Of the Ksh 4.9 Billion, HELB is already falling short of its target by Ksh 55.6 million which it has been forced to write off after it established that 653 beneficiaries have since passed on. 110 of the beneficiaries were killed in the April 2015 Garissa University terror attack that claimed 147 people, amounting to Ksh 7.82 million loss to the financier.
This amount accumulates to Ksh 7.7 Billion HELB is struggling to recover from some 78,328 loan defaulters as of 31 December last year. In the past 24 years, HELB has put more than 946,000 students in universities and Technical and Vocational Education and Training (TVET) Colleges, disbursing over Ksh 110 Billion.

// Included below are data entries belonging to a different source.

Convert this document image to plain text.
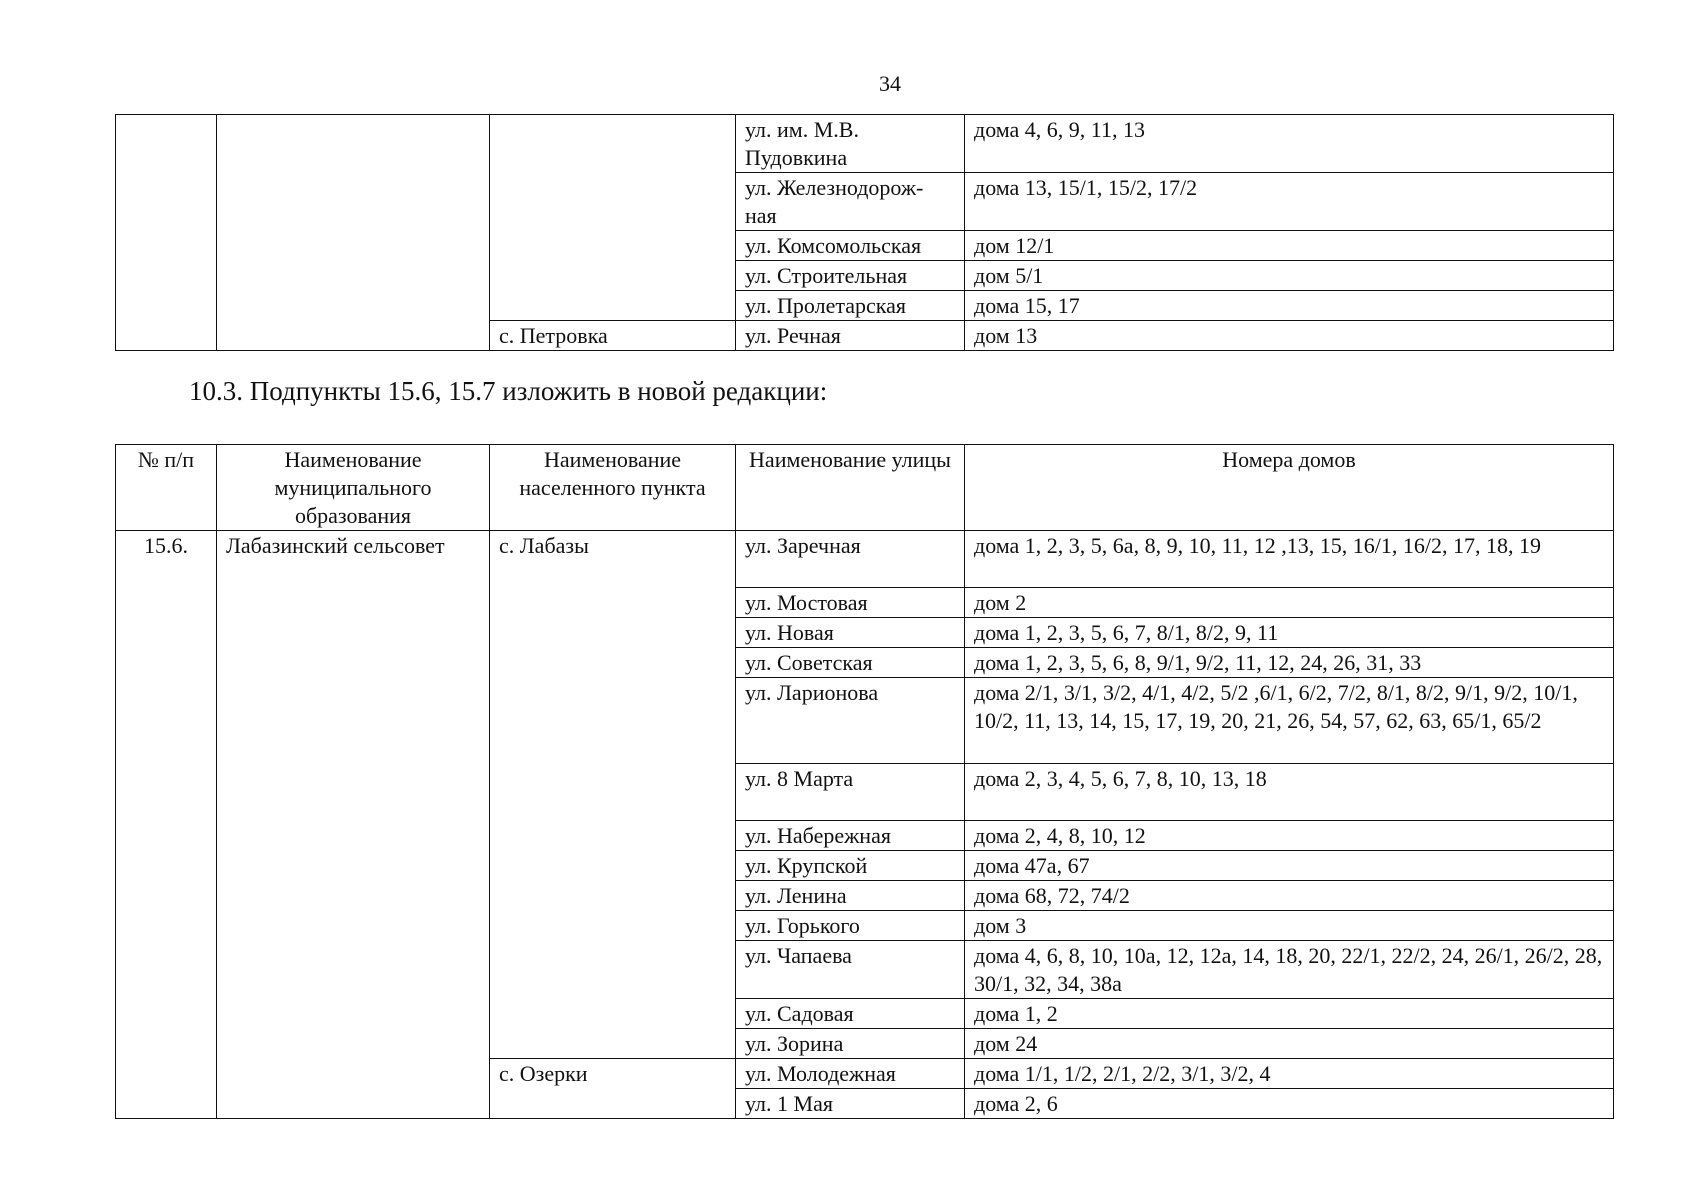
34
			ул. им. М.В. Пудовкина	дома 4, 6, 9, 11, 13
			ул. Железнодорож-ная	дома 13, 15/1, 15/2, 17/2
			ул. Комсомольская	дом 12/1
			ул. Строительная	дом 5/1
			ул. Пролетарская	дома 15, 17
		с. Петровка	ул. Речная	дом 13
10.3. Подпункты 15.6, 15.7 изложить в новой редакции:
№ п/п	Наименование муниципального образования	Наименование населенного пункта	Наименование улицы	Номера домов
15.6.	Лабазинский сельсовет	с. Лабазы	ул. Заречная	дома 1, 2, 3, 5, 6а, 8, 9, 10, 11, 12 ,13, 15, 16/1, 16/2, 17, 18, 19
			ул. Мостовая	дом 2
			ул. Новая	дома 1, 2, 3, 5, 6, 7, 8/1, 8/2, 9, 11
			ул. Советская	дома 1, 2, 3, 5, 6, 8, 9/1, 9/2, 11, 12, 24, 26, 31, 33
			ул. Ларионова	дома 2/1, 3/1, 3/2, 4/1, 4/2, 5/2 ,6/1, 6/2, 7/2, 8/1, 8/2, 9/1, 9/2, 10/1, 10/2, 11, 13, 14, 15, 17, 19, 20, 21, 26, 54, 57, 62, 63, 65/1, 65/2
			ул. 8 Марта	дома 2, 3, 4, 5, 6, 7, 8, 10, 13, 18
			ул. Набережная	дома 2, 4, 8, 10, 12
			ул. Крупской	дома 47а, 67
			ул. Ленина	дома 68, 72, 74/2
			ул. Горького	дом 3
			ул. Чапаева	дома 4, 6, 8, 10, 10а, 12, 12а, 14, 18, 20, 22/1, 22/2, 24, 26/1, 26/2, 28, 30/1, 32, 34, 38а
			ул. Садовая	дома 1, 2
			ул. Зорина	дом 24
		с. Озерки	ул. Молодежная	дома 1/1, 1/2, 2/1, 2/2, 3/1, 3/2, 4
			ул. 1 Мая	дома 2, 6
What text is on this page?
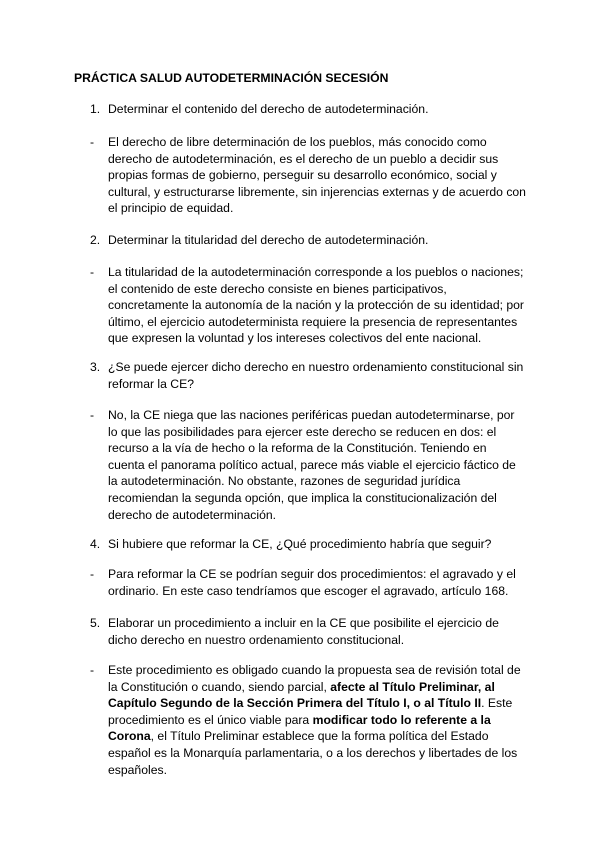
PRÁCTICA SALUD AUTODETERMINACIÓN SECESIÓN
1. Determinar el contenido del derecho de autodeterminación.
-	El derecho de libre determinación de los pueblos, más conocido como derecho de autodeterminación, es el derecho de un pueblo a decidir sus propias formas de gobierno, perseguir su desarrollo económico, social y cultural, y estructurarse libremente, sin injerencias externas y de acuerdo con el principio de equidad.
2. Determinar la titularidad del derecho de autodeterminación.
-	La titularidad de la autodeterminación corresponde a los pueblos o naciones; el contenido de este derecho consiste en bienes participativos, concretamente la autonomía de la nación y la protección de su identidad; por último, el ejercicio autodeterminista requiere la presencia de representantes que expresen la voluntad y los intereses colectivos del ente nacional.
3. ¿Se puede ejercer dicho derecho en nuestro ordenamiento constitucional sin reformar la CE?
-	No, la CE niega que las naciones periféricas puedan autodeterminarse, por lo que las posibilidades para ejercer este derecho se reducen en dos: el recurso a la vía de hecho o la reforma de la Constitución. Teniendo en cuenta el panorama político actual, parece más viable el ejercicio fáctico de la autodeterminación. No obstante, razones de seguridad jurídica recomiendan la segunda opción, que implica la constitucionalización del derecho de autodeterminación.
4. Si hubiere que reformar la CE, ¿Qué procedimiento habría que seguir?
-	Para reformar la CE se podrían seguir dos procedimientos: el agravado y el ordinario. En este caso tendríamos que escoger el agravado, artículo 168.
5. Elaborar un procedimiento a incluir en la CE que posibilite el ejercicio de dicho derecho en nuestro ordenamiento constitucional.
-	Este procedimiento es obligado cuando la propuesta sea de revisión total de la Constitución o cuando, siendo parcial, afecte al Título Preliminar, al Capítulo Segundo de la Sección Primera del Título I, o al Título II. Este procedimiento es el único viable para modificar todo lo referente a la Corona, el Título Preliminar establece que la forma política del Estado español es la Monarquía parlamentaria, o a los derechos y libertades de los españoles.
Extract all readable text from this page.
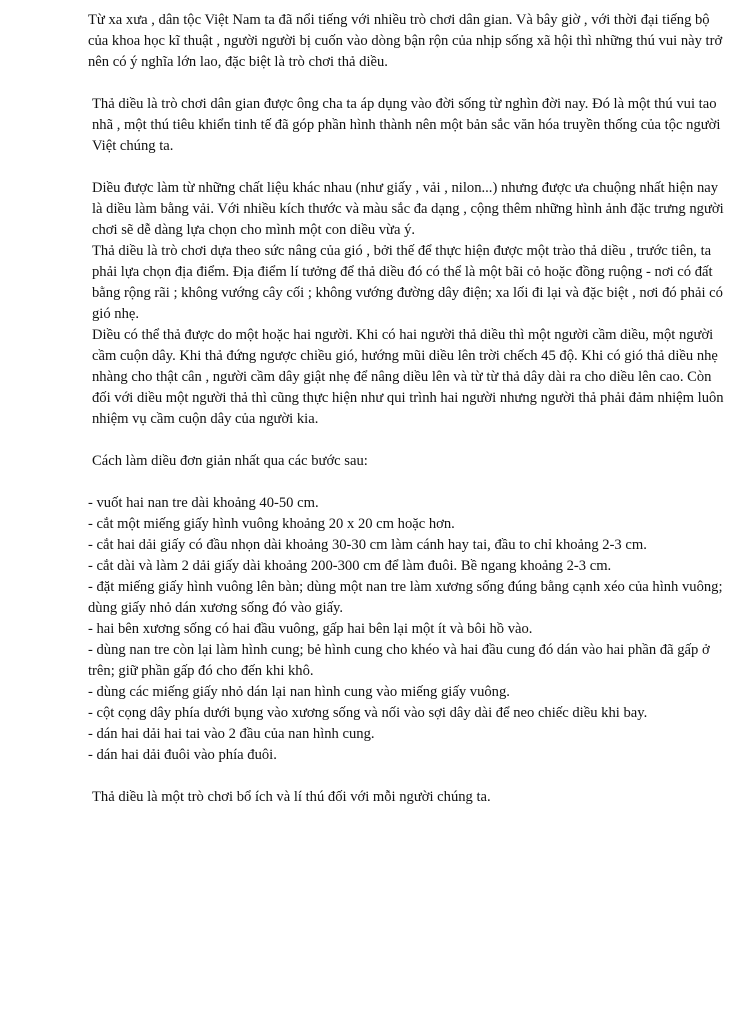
Từ xa xưa , dân tộc Việt Nam ta đã nổi tiếng với nhiều trò chơi dân gian. Và bây giờ , với thời đại tiếng bộ của khoa học kĩ thuật , người người bị cuốn vào dòng bận rộn của nhịp sống xã hội thì những thú vui này trở nên có ý nghĩa lớn lao, đặc biệt là trò chơi thả diều.

Thả diều là trò chơi dân gian được ông cha ta áp dụng vào đời sống từ nghìn đời nay. Đó là một thú vui tao nhã , một thú tiêu khiển tinh tế đã góp phần hình thành nên một bản sắc văn hóa truyền thống của tộc người Việt chúng ta.

Diều được làm từ những chất liệu khác nhau (như giấy , vải , nilon...) nhưng được ưa chuộng nhất hiện nay là diều làm bằng vải. Với nhiều kích thước và màu sắc đa dạng , cộng thêm những hình ảnh đặc trưng người chơi sẽ dễ dàng lựa chọn cho mình một con diều vừa ý.

Thả diều là trò chơi dựa theo sức nâng của gió , bởi thế để thực hiện được một trào thả diều , trước tiên, ta phải lựa chọn địa điểm. Địa điểm lí tưởng để thả diều đó có thể là một bãi cỏ hoặc đồng ruộng - nơi có đất bằng rộng rãi ; không vướng cây cối ; không vướng đường dây điện; xa lối đi lại và đặc biệt , nơi đó phải có gió nhẹ.

Diều có thể thả được do một hoặc hai người. Khi có hai người thả diều thì một người cầm diều, một người cầm cuộn dây. Khi thả đứng ngược chiều gió, hướng mũi diều lên trời chếch 45 độ. Khi có gió thả diều nhẹ nhàng cho thật cân , người cầm dây giật nhẹ để nâng diều lên và từ từ thả dây dài ra cho diều lên cao. Còn đối với diều một người thả thì cũng thực hiện như qui trình hai người nhưng người thả phải đảm nhiệm luôn nhiệm vụ cầm cuộn dây của người kia.

Cách làm diều đơn giản nhất qua các bước sau:

- vuốt hai nan tre dài khoảng 40-50 cm.
- cắt một miếng giấy hình vuông khoảng 20 x 20 cm hoặc hơn.
- cắt hai dải giấy có đầu nhọn dài khoảng 30-30 cm làm cánh hay tai, đầu to chỉ khoảng 2-3 cm.
- cắt dài và làm 2 dải giấy dài khoảng 200-300 cm để làm đuôi. Bề ngang khoảng 2-3 cm.
- đặt miếng giấy hình vuông lên bàn; dùng một nan tre làm xương sống đúng bằng cạnh xéo của hình vuông; dùng giấy nhỏ dán xương sống đó vào giấy.
- hai bên xương sống có hai đầu vuông, gấp hai bên lại một ít và bôi hồ vào.
- dùng nan tre còn lại làm hình cung; bẻ hình cung cho khéo và hai đầu cung đó dán vào hai phần đã gấp ở trên; giữ phần gấp đó cho đến khi khô.
- dùng các miếng giấy nhỏ dán lại nan hình cung vào miếng giấy vuông.
- cột cọng dây phía dưới bụng vào xương sống và nối vào sợi dây dài để neo chiếc diều khi bay.
- dán hai dải hai tai vào 2 đầu của nan hình cung.
- dán hai dải đuôi vào phía đuôi.

Thả diều là một trò chơi bổ ích và lí thú đối với mỗi người chúng ta.
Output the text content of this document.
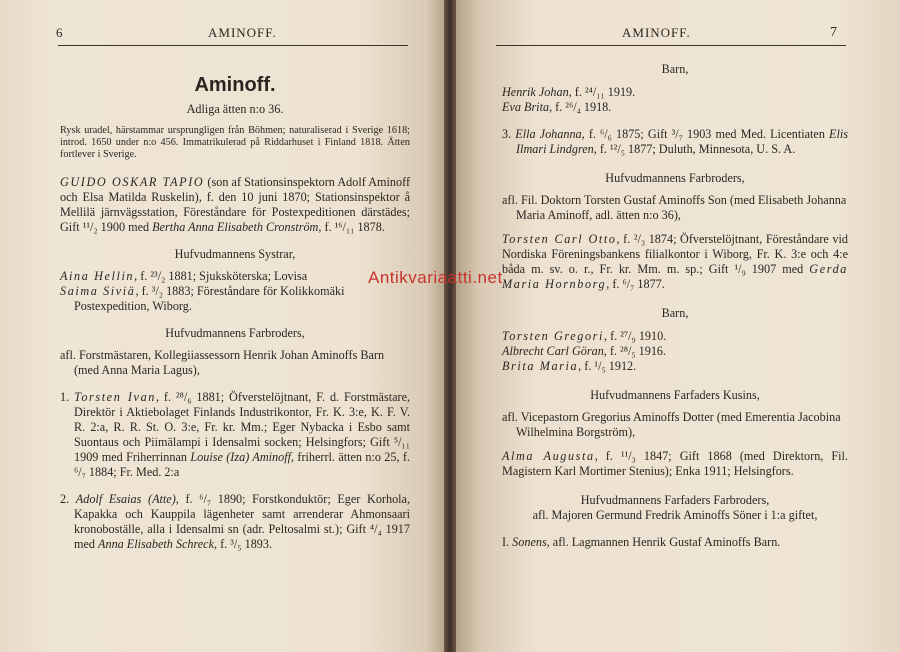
6	AMINOFF.

Aminoff.

Adliga ätten n:o 36.

Rysk uradel, härstammar ursprungligen från Böhmen; naturaliserad i Sverige 1618; introd. 1650 under n:o 456. Immatrikulerad på Riddarhuset i Finland 1818. Ätten fortlever i Sverige.

GUIDO OSKAR TAPIO (son af Stationsinspektorn Adolf Aminoff och Elsa Matilda Ruskelin), f. den 10 juni 1870; Stationsinspektor å Mellilä järnvägsstation, Föreståndare för Postexpeditionen därstädes; Gift ¹¹/₂ 1900 med Bertha Anna Elisabeth Cronström, f. ¹⁶/₁₁ 1878.

Hufvudmannens Systrar,

Aina Hellin, f. ²³/₂ 1881; Sjuksköterska; Lovisa

Saima Siviä, f. ³/₂ 1883; Föreståndare för Kolikkomäki Postexpedition, Wiborg.

Hufvudmannens Farbroders,

afl. Forstmästaren, Kollegiiassessorn Henrik Johan Aminoffs Barn (med Anna Maria Lagus),

1. Torsten Ivan, f. ²⁸/₆ 1881; Öfverstelöjtnant, F. d. Forstmästare, Direktör i Aktiebolaget Finlands Industrikontor, Fr. K. 3:e, K. F. V. R. 2:a, R. R. St. O. 3:e, Fr. kr. Mm.; Eger Nybacka i Esbo samt Suontaus och Piimälampi i Idensalmi socken; Helsingfors; Gift ⁵/₁₁ 1909 med Friherrinnan Louise (Iza) Aminoff, friherrl. ätten n:o 25, f. ⁶/₇ 1884; Fr. Med. 2:a

2. Adolf Esaias (Atte), f. ⁶/₇ 1890; Forstkonduktör; Eger Korhola, Kapakka och Kauppila lägenheter samt arrenderar Ahmonsaari kronoboställe, alla i Idensalmi sn (adr. Peltosalmi st.); Gift ⁴/₄ 1917 med Anna Elisabeth Schreck, f. ³/₅ 1893.

AMINOFF.	7

Barn,

Henrik Johan, f. ²⁴/₁₁ 1919.

Eva Brita, f. ²⁶/₄ 1918.

3. Ella Johanna, f. ⁶/₆ 1875; Gift ³/₇ 1903 med Med. Licentiaten Elis Ilmari Lindgren, f. ¹²/₅ 1877; Duluth, Minnesota, U. S. A.

Hufvudmannens Farbroders,

afl. Fil. Doktorn Torsten Gustaf Aminoffs Son (med Elisabeth Johanna Maria Aminoff, adl. ätten n:o 36),

Torsten Carl Otto, f. ²/₃ 1874; Öfverstelöjtnant, Föreståndare vid Nordiska Föreningsbankens filialkontor i Wiborg, Fr. K. 3:e och 4:e båda m. sv. o. r., Fr. kr. Mm. m. sp.; Gift ¹/₉ 1907 med Gerda Maria Hornborg, f. ⁶/₇ 1877.

Barn,

Torsten Gregori, f. ²⁷/₉ 1910.

Albrecht Carl Göran, f. ²⁸/₅ 1916.

Brita Maria, f. ¹/₅ 1912.

Hufvudmannens Farfaders Kusins,

afl. Vicepastorn Gregorius Aminoffs Dotter (med Emerentia Jacobina Wilhelmina Borgström),

Alma Augusta, f. ¹¹/₃ 1847; Gift 1868 (med Direktorn, Fil. Magistern Karl Mortimer Stenius); Enka 1911; Helsingfors.

Hufvudmannens Farfaders Farbroders,

afl. Majoren Germund Fredrik Aminoffs Söner i 1:a giftet,

I. Sonens, afl. Lagmannen Henrik Gustaf Aminoffs Barn.

Antikvariaatti.net
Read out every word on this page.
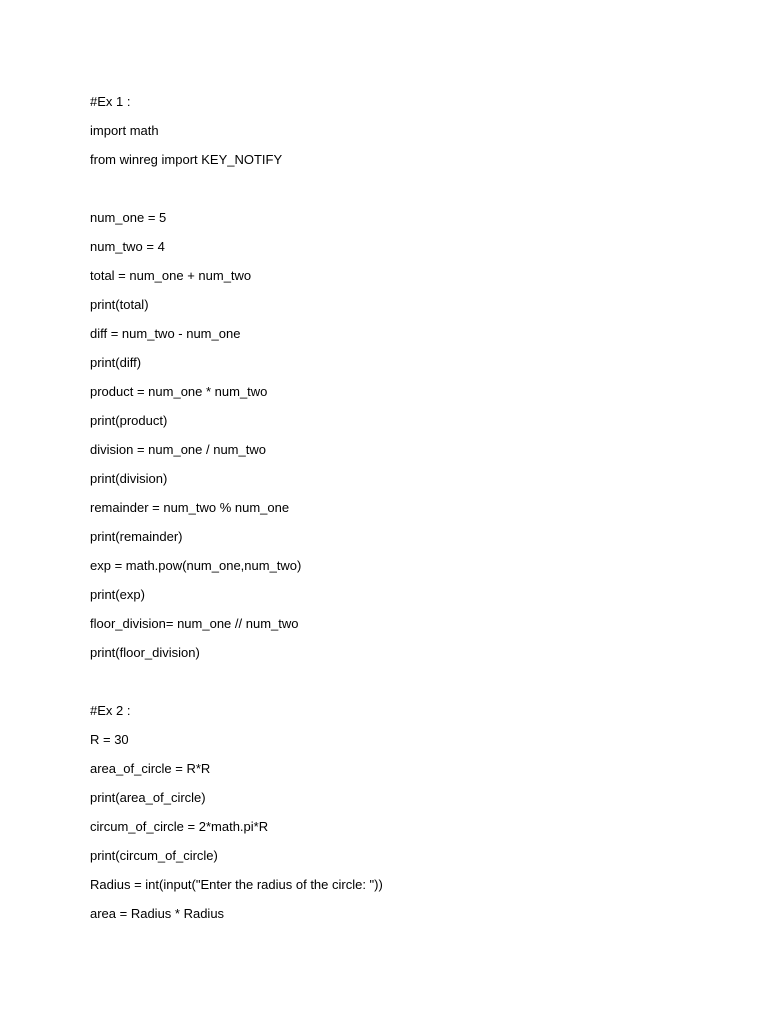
#Ex 1 :

import math

from winreg import KEY_NOTIFY

num_one = 5

num_two = 4

total = num_one + num_two

print(total)

diff = num_two - num_one

print(diff)

product = num_one * num_two

print(product)

division = num_one / num_two

print(division)

remainder = num_two % num_one

print(remainder)

exp = math.pow(num_one,num_two)

print(exp)

floor_division= num_one // num_two

print(floor_division)

#Ex 2 :

R = 30

area_of_circle = R*R

print(area_of_circle)

circum_of_circle = 2*math.pi*R

print(circum_of_circle)

Radius = int(input("Enter the radius of the circle: "))

area = Radius * Radius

Despite continued warnings of prosecution, credit bureau listings, and deployment of specialized debt recovery agents, past beneficiaries have been defiant and unnerved about repaying their debts. HELB missed its half-year collections target by around Ksh100 million to collect Ksh2.2 billion against the Ksh2.3 billion target.
In November last year, HELB threatened to name and publish photos of those who defaulted the repayment of the loan since 1975 on local dailies and gave them a 30-day deadline, failure to which would result in legal recourse. But this course of action was not well received by the public, forcing the agency to back down.